Bastien Lachaud est à Aubervilliers.
Le premier débat de l’élection présidentielle a livré son verdict.
Jean-Luc Mélenchon, notre candidat, en ressort grand vainqueur.
Les héritiers du macronisme, Attal, Philippe, Retailleau, ne proposent rien d’autre que de continuer comme avant. Baisse des impôts pour les plus riches et les très grandes entreprises, baisse des moyens de l’Etat et des services publics, diminution des droits sociaux. La même politique appliquée depuis 20 ans par Macron, et Hollande et Sarkozy avant lui. Une fuite avant, dans lequel il faut tout détruire, encore et encore, au nom d’une seule obsession la recherche d’une prétendue « compétitivité » – qui n’est en vérité que l’augmentation des profits des super riches. On sait où cette politique nous a mené. Ils ont fait 1000 milliards de dette, défait l’Etat, et fait les poches du peuple, pour gaver les milliardaires. Notre pays se défait. Mais ils osent faire la leçon et proposer de continuer de plus belle.

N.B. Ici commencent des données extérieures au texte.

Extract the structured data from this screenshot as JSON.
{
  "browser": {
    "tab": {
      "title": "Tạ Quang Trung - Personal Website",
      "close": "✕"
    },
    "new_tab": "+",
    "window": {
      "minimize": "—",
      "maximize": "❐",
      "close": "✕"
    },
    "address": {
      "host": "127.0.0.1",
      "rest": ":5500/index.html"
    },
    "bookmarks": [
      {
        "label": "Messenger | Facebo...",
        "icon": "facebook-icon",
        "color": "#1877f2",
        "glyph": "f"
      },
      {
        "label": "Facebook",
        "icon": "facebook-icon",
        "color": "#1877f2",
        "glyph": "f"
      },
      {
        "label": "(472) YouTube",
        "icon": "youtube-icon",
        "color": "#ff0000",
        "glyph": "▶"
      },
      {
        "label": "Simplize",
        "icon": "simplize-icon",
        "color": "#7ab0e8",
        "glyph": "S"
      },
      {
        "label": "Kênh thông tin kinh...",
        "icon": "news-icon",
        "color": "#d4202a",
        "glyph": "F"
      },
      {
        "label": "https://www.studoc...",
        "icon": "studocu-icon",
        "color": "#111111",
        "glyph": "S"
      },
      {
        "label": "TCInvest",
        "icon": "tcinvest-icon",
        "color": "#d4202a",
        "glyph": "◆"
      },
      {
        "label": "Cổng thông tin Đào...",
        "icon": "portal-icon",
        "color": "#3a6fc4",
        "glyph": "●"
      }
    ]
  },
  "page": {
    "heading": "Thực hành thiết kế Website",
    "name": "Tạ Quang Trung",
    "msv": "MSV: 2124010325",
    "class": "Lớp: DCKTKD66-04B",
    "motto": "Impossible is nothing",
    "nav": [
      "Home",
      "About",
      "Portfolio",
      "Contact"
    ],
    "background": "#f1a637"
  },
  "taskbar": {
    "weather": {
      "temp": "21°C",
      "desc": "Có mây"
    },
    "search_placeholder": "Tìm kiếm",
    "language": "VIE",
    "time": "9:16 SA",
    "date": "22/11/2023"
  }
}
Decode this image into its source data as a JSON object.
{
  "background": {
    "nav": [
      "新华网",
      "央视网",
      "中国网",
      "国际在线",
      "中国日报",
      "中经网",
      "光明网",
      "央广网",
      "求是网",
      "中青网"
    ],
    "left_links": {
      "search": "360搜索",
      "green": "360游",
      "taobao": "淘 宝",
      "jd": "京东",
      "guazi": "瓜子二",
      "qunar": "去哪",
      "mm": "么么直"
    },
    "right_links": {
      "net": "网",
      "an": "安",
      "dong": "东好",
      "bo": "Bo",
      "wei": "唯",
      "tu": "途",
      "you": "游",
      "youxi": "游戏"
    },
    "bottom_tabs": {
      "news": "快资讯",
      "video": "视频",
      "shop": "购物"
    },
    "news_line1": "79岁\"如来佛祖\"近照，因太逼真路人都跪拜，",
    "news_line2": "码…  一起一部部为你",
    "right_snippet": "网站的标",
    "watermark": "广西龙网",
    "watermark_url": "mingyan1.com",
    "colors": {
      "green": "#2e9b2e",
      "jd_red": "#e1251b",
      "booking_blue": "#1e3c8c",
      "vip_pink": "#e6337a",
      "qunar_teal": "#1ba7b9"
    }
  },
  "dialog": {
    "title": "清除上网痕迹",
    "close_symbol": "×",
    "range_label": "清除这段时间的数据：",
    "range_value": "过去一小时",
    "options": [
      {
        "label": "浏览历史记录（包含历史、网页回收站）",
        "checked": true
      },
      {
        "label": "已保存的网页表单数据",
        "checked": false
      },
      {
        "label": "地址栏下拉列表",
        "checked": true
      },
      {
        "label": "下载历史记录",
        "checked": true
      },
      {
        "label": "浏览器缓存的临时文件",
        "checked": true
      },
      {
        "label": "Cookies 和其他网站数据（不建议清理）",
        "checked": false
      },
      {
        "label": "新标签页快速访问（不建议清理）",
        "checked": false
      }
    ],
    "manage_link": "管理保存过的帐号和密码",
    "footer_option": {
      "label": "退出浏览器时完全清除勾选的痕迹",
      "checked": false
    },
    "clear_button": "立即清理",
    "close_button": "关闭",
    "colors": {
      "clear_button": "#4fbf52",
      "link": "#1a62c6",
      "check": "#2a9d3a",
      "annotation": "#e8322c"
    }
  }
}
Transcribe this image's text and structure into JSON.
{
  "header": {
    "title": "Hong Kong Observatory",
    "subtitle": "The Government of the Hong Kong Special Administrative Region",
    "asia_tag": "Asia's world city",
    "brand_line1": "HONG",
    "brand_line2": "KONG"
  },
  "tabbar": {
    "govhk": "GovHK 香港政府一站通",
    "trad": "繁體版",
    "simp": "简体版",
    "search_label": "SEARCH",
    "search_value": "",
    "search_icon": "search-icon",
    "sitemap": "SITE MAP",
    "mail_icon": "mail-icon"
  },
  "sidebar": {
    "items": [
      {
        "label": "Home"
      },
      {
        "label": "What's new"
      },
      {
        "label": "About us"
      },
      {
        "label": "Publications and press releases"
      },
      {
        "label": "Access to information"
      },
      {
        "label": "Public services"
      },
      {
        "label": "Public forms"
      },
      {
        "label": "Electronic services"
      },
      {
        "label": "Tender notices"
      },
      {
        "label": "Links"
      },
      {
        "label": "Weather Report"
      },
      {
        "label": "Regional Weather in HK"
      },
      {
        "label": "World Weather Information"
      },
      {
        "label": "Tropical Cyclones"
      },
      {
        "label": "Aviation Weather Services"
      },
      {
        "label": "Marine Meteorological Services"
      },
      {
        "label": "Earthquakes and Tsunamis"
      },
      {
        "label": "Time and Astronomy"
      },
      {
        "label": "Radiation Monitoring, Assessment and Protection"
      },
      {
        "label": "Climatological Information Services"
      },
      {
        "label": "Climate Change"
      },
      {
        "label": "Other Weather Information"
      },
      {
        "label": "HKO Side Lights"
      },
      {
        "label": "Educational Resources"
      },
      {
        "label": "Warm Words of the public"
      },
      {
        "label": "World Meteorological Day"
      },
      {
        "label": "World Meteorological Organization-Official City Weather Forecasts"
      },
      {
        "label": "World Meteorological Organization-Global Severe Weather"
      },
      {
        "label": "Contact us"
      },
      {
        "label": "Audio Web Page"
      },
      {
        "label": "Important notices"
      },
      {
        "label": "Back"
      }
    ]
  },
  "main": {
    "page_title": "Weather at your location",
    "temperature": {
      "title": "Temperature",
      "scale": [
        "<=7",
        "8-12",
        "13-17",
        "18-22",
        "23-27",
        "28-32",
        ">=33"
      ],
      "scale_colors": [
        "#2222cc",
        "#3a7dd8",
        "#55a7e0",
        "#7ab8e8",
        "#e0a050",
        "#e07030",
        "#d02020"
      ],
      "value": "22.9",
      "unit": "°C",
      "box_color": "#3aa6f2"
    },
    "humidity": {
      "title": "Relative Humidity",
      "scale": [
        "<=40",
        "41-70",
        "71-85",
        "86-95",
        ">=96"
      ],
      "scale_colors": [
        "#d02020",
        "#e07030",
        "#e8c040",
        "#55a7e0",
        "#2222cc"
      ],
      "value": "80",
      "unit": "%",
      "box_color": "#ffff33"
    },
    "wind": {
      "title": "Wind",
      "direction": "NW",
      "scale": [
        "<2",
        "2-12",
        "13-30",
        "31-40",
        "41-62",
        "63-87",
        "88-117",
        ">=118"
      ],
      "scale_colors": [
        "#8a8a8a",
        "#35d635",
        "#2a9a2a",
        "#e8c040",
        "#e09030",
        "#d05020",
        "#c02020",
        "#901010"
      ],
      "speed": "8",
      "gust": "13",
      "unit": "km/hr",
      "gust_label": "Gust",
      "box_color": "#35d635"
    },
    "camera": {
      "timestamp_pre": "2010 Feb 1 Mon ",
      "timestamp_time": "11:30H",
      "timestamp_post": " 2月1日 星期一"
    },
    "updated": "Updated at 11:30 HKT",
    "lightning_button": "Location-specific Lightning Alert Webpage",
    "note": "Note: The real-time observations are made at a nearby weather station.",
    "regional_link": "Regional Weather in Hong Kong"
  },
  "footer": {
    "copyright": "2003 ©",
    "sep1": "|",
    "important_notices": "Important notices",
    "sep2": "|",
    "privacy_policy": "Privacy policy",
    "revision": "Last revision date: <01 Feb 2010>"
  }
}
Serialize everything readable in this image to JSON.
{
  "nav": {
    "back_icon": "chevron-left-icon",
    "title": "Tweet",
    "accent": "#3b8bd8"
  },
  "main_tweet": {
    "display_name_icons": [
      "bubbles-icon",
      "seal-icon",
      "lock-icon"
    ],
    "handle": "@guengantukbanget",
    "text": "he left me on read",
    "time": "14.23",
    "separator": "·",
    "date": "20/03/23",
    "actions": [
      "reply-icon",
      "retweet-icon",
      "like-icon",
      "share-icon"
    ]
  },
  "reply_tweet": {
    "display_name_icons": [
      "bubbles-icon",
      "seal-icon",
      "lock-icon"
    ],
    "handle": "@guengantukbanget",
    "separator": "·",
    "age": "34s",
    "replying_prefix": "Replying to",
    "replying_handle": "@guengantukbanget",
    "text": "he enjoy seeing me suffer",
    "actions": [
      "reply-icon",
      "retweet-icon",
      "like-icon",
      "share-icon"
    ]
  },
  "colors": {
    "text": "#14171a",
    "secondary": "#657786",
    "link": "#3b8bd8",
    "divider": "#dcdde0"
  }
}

A l’extrême-droite Marine Le Pen signe son ralliement définitif à la même politique, au service du grand patronat. Ses propositions : 125 milliards de coupes budgétaires dans tous les domaines ; la destruction de toutes les normes ; la baisse du « coût du travail » comme elle le dit. En bref. L’austérité pour le peuple, la prospérité pour les plus riches. S’il y avait encore des gens pour croire que le RN était une alternative, ils seront quittes : ce n’est que la poursuite du macronisme, avec une tronçonneuse encore plus grosse. Il en va toujours ainsi, avec les fascistes : pour conquérir le pouvoir, ils font toujours le choix séduire les puissants et de rassembler la droite, en abandonnant le peuple, qu’ils espèrent tout au plus abuser et diviser avec le racisme. Ce serait une catastrophe.
Un seul candidat, à gauche, propose de faire autrement et développe une vision globale et cohérente : Jean-Luc Mélenchon. Il faut commencer par partager la richesse en taxant les plus riches, par augmenter le SMIC et les salaires, pour permettre au peuple de vivre mieux. Parce c’est la consommation populaire et la demande qui est le moteur de notre économie. Et parce que l’on ne construira rien sans un peuple de travailleurs bien payés, bien formés, bien traités. Puis, il faut redresser l’Etat et la puissance publique, qui dans l’histoire de notre pays a toujours joué un rôle organisateur. Connaître nos besoins, fixer des objectifs et planifier pour les atteindre. Parce qu’il n’y a qu’ainsi que pourrons réindustrialiser notre pays, le remettre à la pointe de la recherche, de l’innovation et des domaines économiques de l’avenir. Enfin, il faut placer l’adapatation au bouleversement écologique, au coeur de toutes nos priorités politiques et de notre modèle économique : parce que c’est le grand défi demain.
En somme, deux choix s’offrent à notre peuple.
Maintenir notre pays dans la spirale de destruction sans fin, où plus rien ne marche, et où l’on vit toujours plus mal, pendant qu’une poignée de superriches prospèrent toujours plus. C’est que proposent tous les candidats du système.
Ou enclencher un cercle vertueux, qui stimulera l’activité économique, profitera à l’ensemble de la population, relèvera notre pays et préparera notre avenir. C’est ce que nous proposons, avec Jean-Luc Mélenchon.
Alors en avant et cap sur la victoire, pour que notre peuple retrouve enfin les jours heureux et le goût du bonheur.